The movie was basically a direct translation of the book, compared to most other adaptations of course, and as a result it suffered from many of the same shortcomings. A movie because of the time constraint probably comes across even worse since the somewhat simplistic “revelations” of the mystery hit you in quick succession without building your curiosity and anticipation.
I thought Ron Howard dropped the ball several times in his direction. Many of the reveals were too random and he didn’t convince me any were natural. The clearest example is in the scene where Langdon discovers the riddle under the rose on the cryptic box. In the book, IIRC, it’s described that he’s absentmindedly handling the box as the study the cryptic. He accidentally feels the holes on the inside of the lid which leads him to poke a pen in there. This seemed pretty natural, any normal person could have made that leap, but in the movie Howard simply had him grab the box and poke a pen in there as if he suddenly knew that the “under the rose” line had a double meaning. Depicting it in the former way would have been more realistic and might have given the audience a chance to puzzle it out themselves while he studied the box.

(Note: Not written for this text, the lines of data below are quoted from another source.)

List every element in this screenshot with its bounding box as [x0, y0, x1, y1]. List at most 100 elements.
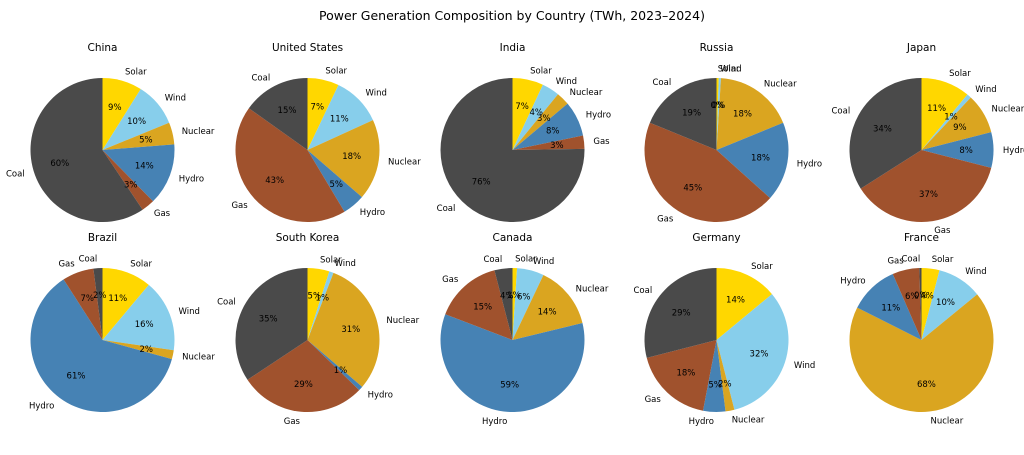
- pie-slice-nuclear: [921, 97, 992, 150]
- slice-label-hydro: Hydro: [585, 110, 610, 120]
- pie-slice-coal: [494, 268, 513, 340]
- pct-label-wind: 10%: [127, 117, 146, 127]
- slice-label-coal: Coal: [902, 255, 921, 265]
- pct-label-gas: 3%: [550, 141, 564, 151]
- slice-label-solar: Solar: [325, 66, 347, 76]
- pie-slice-gas: [235, 108, 345, 222]
- subplot-title: China: [88, 42, 118, 54]
- pie-slice-nuclear: [716, 340, 735, 412]
- pct-label-nuclear: 18%: [733, 110, 752, 120]
- pie-slice-gas: [444, 270, 513, 340]
- pie-chart-china: China 9% Solar 10% Wind 5% Nuclear 14% Hydro 3% G…: [6, 42, 215, 222]
- slice-label-solar: Solar: [515, 255, 537, 265]
- pie-slice-hydro: [703, 340, 726, 412]
- pie-slice-wind: [102, 88, 170, 150]
- slice-label-hydro: Hydro: [360, 208, 385, 218]
- pct-label-nuclear: 2%: [139, 345, 153, 355]
- slice-label-nuclear: Nuclear: [992, 104, 1024, 114]
- pct-label-hydro: 61%: [67, 372, 86, 382]
- pie-chart-russia: Russia 0%Solar0%Wind18%Nuclear18%Hydro45…: [644, 42, 822, 225]
- subplot-china: China 9% Solar 10% Wind 5% Nuclear 14% Hydro 3% G…: [0, 36, 215, 226]
- pie-slice-solar: [716, 78, 720, 150]
- pct-label-coal: 29%: [672, 308, 691, 318]
- slice-label-wind: Wind: [179, 307, 200, 317]
- slice-label-solar: Solar: [125, 68, 147, 78]
- pie-slice-hydro: [307, 340, 362, 391]
- pct-label-nuclear: 2%: [719, 380, 733, 390]
- pie-slice-wind: [716, 78, 722, 150]
- pct-label-solar: 7%: [310, 102, 324, 112]
- slice-label-wind: Wind: [965, 267, 986, 277]
- slice-label-wind: Wind: [365, 89, 386, 99]
- slice-label-coal: Coal: [217, 297, 236, 307]
- slice-label-hydro: Hydro: [840, 277, 865, 287]
- slice-label-nuclear: Nuclear: [931, 417, 964, 427]
- pct-label-wind: 4%: [529, 108, 543, 118]
- pct-label-solar: 11%: [108, 294, 127, 304]
- slice-label-nuclear: Nuclear: [575, 285, 608, 295]
- slice-label-coal: Coal: [832, 107, 851, 117]
- slice-label-coal: Coal: [436, 204, 455, 214]
- subplot-title: Brazil: [88, 232, 117, 244]
- pct-label-gas: 45%: [684, 184, 703, 194]
- pct-label-coal: 34%: [873, 124, 892, 134]
- pct-label-solar: 7%: [515, 102, 529, 112]
- subplot-japan: Japan 11% Solar 1% Wind 9% Nuclear 8% Hydro 37% G…: [819, 36, 1024, 236]
- subplot-south-korea: South Korea 5% Solar 1% Wind 31% Nuclear 1% Hyd…: [205, 226, 420, 427]
- pie-slice-hydro: [716, 122, 789, 199]
- pct-label-wind: 0%: [712, 101, 726, 111]
- pie-slice-coal: [248, 78, 308, 150]
- pie-slice-coal: [93, 268, 103, 340]
- pct-label-solar: 11%: [927, 104, 946, 114]
- pie-slice-gas: [247, 340, 359, 412]
- pie-chart-brazil: Brazil 11% Solar 16% Wind 2% Nuclear 61% Hydro 7…: [29, 232, 215, 412]
- pie-slice-solar: [102, 78, 141, 150]
- pct-label-gas: 15%: [473, 303, 492, 313]
- slice-label-wind: Wind: [721, 65, 742, 75]
- slice-label-gas: Gas: [58, 259, 75, 269]
- pie-chart-united-states: United States 7% Solar 11% Wind 18% Nuclear 5%…: [231, 42, 421, 222]
- pie-slice-nuclear: [512, 274, 583, 340]
- subplot-title: Germany: [693, 232, 741, 244]
- pct-label-gas: 3%: [124, 180, 138, 190]
- slice-label-gas: Gas: [645, 395, 662, 405]
- pct-label-gas: 43%: [265, 176, 284, 186]
- pct-label-solar: 1%: [507, 291, 521, 301]
- slice-label-wind: Wind: [555, 77, 576, 87]
- pie-slice-wind: [307, 84, 373, 150]
- pct-label-wind: 10%: [936, 298, 955, 308]
- pct-label-nuclear: 3%: [537, 114, 551, 124]
- pct-label-nuclear: 14%: [537, 308, 556, 318]
- pie-slice-solar: [512, 78, 543, 150]
- pct-label-hydro: 1%: [334, 366, 348, 376]
- pct-label-gas: 6%: [905, 292, 919, 302]
- pie-slice-hydro: [30, 279, 172, 412]
- slice-label-solar: Solar: [949, 69, 971, 79]
- subplot-brazil: Brazil 11% Solar 16% Wind 2% Nuclear 61% Hydro 7…: [0, 226, 215, 416]
- slice-label-gas: Gas: [888, 256, 905, 266]
- pct-label-hydro: 5%: [709, 380, 723, 390]
- slice-label-hydro: Hydro: [797, 160, 822, 170]
- slice-label-nuclear: Nuclear: [388, 157, 421, 167]
- pct-label-hydro: 5%: [329, 180, 343, 190]
- pie-slice-solar: [102, 268, 149, 340]
- pie-slice-wind: [512, 268, 544, 340]
- pct-label-coal: 4%: [500, 292, 514, 302]
- pie-slice-gas: [860, 150, 992, 222]
- slice-label-wind: Wind: [334, 259, 355, 269]
- slice-label-gas: Gas: [442, 275, 459, 285]
- pct-label-gas: 29%: [294, 380, 313, 390]
- pie-slice-hydro: [921, 132, 994, 168]
- pct-label-nuclear: 31%: [341, 325, 360, 335]
- pct-label-hydro: 8%: [960, 146, 974, 156]
- pie-slice-wind: [307, 271, 334, 340]
- slice-label-solar: Solar: [530, 66, 552, 76]
- pie-slice-coal: [849, 78, 922, 189]
- slice-label-coal: Coal: [653, 78, 672, 88]
- pie-slice-gas: [102, 150, 154, 210]
- slice-label-hydro: Hydro: [1003, 146, 1024, 156]
- pct-label-hydro: 8%: [546, 126, 560, 136]
- pie-chart-france: France 4% Solar 10% Wind 68% Nuclear 11% Hydro 6…: [840, 232, 994, 427]
- pie-slice-solar: [921, 78, 968, 150]
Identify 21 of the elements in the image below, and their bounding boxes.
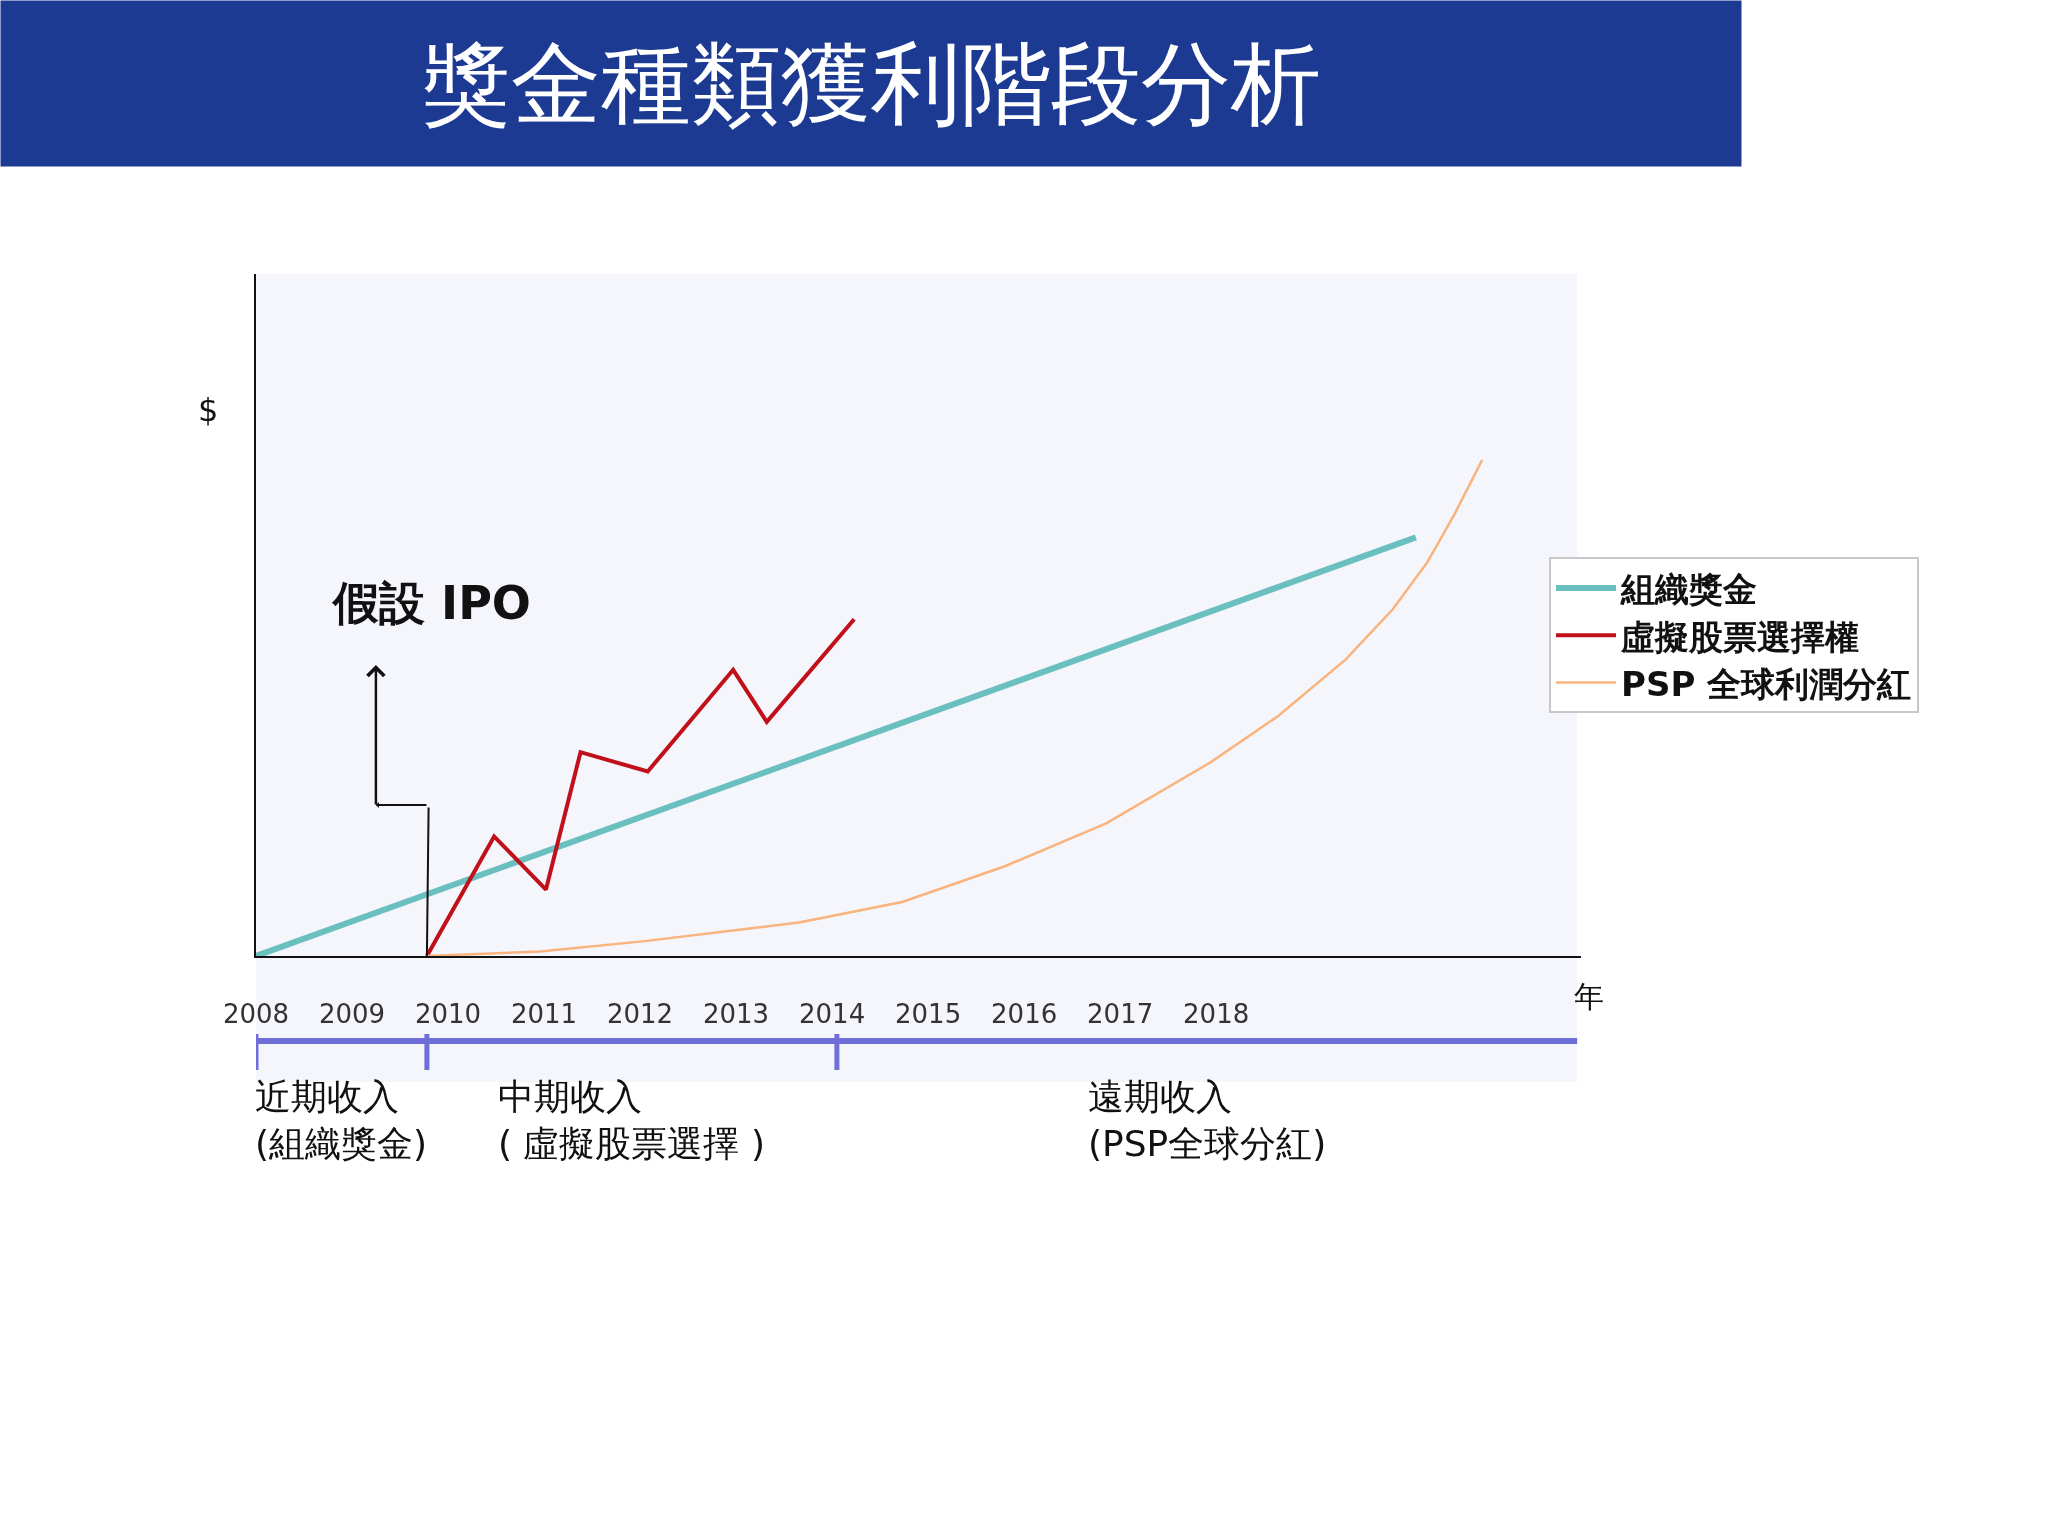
x-axis-title: 年	[1574, 979, 1604, 1014]
x-tick-label: 2014	[799, 999, 866, 1030]
legend-label: 虛擬股票選擇權	[1620, 616, 1859, 657]
y-axis-title: $	[198, 391, 219, 429]
chart-title: 獎金種類獲利階段分析	[421, 31, 1321, 136]
annotation: 假設 IPO	[331, 576, 531, 630]
x-tick-label: 2012	[606, 999, 674, 1030]
x-tick-label: 2015	[895, 999, 962, 1030]
x-tick-label: 2010	[414, 999, 482, 1030]
band-label: 中期收入 ( 虛擬股票選擇 )	[498, 1076, 765, 1164]
x-tick-label: 2013	[702, 999, 770, 1030]
band-label: 遠期收入 (PSP全球分紅)	[1088, 1076, 1327, 1164]
x-tick-label: 2017	[1087, 999, 1154, 1030]
x-tick-label: 2018	[1183, 999, 1250, 1030]
band-label: 近期收入 (組織獎金)	[255, 1076, 428, 1164]
x-tick-label: 2016	[991, 999, 1058, 1030]
x-tick-label: 2009	[318, 999, 386, 1030]
legend-label: 組織獎金	[1620, 569, 1757, 610]
x-tick-label: 2011	[510, 999, 578, 1030]
x-tick-label: 2008	[222, 999, 290, 1030]
legend-label: PSP 全球利潤分紅	[1621, 663, 1912, 704]
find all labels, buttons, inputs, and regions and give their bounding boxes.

As I was watching it I got the feeling that a person who hadn’t read the book might be confused by the movie. It played as a literal translation of the key scenes in the book with the interplay between the characters and much of the mood edited out. I thought that’d give a viewer without a previous knowledge of the story too little background to appreciate the point of the quest. Certain it seems that people who read the book get more from the movie than those who didn’t, which ironically tends to be the opposite of most books adapted into movies.
All in all, I didn’t expect much and I got just what I expected. Didn’t hate it but I’m as “meh” on the movie as I was on the book.
That’s not a mole, it’s the dried blood over the nick from when Silas held the knife at Sophie’s throat in the Temple Church. It’s shaped like a V because the point of a knife is shaped like a V, obviously. I suppose one could presume that the director intentionally made it apparent to be indicative of the chalice/blade symbol but I’d guess it’s just an attempt at continuity.